Unfortunately, the reasons given by the ECB to start taking climate change into account almost exclusively relate to risk: the risks to its primary objective of price stability, to financial stability and to the value of the assets on its balance sheets. The announcement contains little about the ECB’s mandatory supporting role.

The reluctance of the governing council to invoke this part of its mandate can be explained by the understandable fear that climate change mitigation may not remain the only supporting objective to be considered. However, in view of the political environment and the dramatic economic and societal challenges in front of us, it is no longer feasible to simply ignore the existence of the supporting objectives. Limiting climate change clearly stands out as a political urgency, as witnessed by the priority given by policy-makers through the Green Deal, the Climate Law and the Next Generation EU Recovery Fund.

Acknowledging climate change mitigation as a supporting objective would imply a more proactive role of the ECB. Merely avoiding risks no longer suffices. The ECB should strive for its policies to actively support the decarbonisation of the economy. There are well-developed ideas as to how the ECB can do this within its mandate.

The ECB has announced measures including adjustments to its collateral framework and asset purchase programme. However, these measures should also include refinancing operations aimed at specific green lending by banks (green targeted longer-term refinancing operations) like the Bank of Japan is already doing. An obvious place to start would be lending for increased energy efficiency of real estate, thus supporting the Green Deal flagship initiative of the Renovation Wave. Another option would be for the ECB to purchase larger quantities of green bonds issued by the European Investment Bank. This would require the EU’s political authorities to mandate the EIB to finance more environmental investments.

Now that the ECB has accepted the relevance of climate change for its monetary policy, it needs to adapt its ways. This will be uncomfortable for central bankers who are used to basing their decisions on established data and models. With climate change, decisive and timely action is of the essence. Complete information on the dynamics and full effects of climate change may become available only when it is too late. The EU treaty provides guidance. Article 191(2) introduces the precautionary principle that encourages the adoption of preventive measures to avert serious or irreversible damage when full scientific certainty is lacking.

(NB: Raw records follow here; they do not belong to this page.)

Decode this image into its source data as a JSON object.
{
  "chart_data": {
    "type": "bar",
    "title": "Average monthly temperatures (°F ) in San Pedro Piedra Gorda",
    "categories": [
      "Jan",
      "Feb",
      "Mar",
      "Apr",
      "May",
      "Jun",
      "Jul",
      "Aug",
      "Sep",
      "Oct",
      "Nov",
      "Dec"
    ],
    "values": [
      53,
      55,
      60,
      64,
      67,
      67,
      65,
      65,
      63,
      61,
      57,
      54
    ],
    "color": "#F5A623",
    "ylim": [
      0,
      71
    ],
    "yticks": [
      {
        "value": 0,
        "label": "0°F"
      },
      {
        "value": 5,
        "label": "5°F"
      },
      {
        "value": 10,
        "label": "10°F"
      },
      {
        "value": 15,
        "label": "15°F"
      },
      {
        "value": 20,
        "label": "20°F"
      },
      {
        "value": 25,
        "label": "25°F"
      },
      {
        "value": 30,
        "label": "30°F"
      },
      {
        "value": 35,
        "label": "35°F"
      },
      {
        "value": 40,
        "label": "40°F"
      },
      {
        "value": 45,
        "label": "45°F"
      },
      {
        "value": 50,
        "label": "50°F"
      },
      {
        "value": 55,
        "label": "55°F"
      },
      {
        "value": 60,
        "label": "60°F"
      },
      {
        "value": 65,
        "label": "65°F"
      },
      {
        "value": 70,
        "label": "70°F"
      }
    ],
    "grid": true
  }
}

Some members of the ECB governing council are concerned that climate change considerations will take them into political waters and might threaten their independence. However, the ECB’s failure to act upon climate change, despite its clear mandate to do so, may be the bigger threat to its independence. The ECB will need to redefine what independence means in terms of climate change. Only increased dialogue and active coordination with political actors will enable the ECB to live up to its mandate.

The outcome of its strategy review is a promising sign that reality is starting to sink in. The ECB cannot afford to wait until the next strategy review in 2025 to take these steps. By then we may have lost the climate change battle.

Rens van Tilburg is Director of the Sustainable Finance Lab at Utrecht University. Seraina Grünewald is a Professor of European and Comparative Financial Law at Radboud University Nijmegen.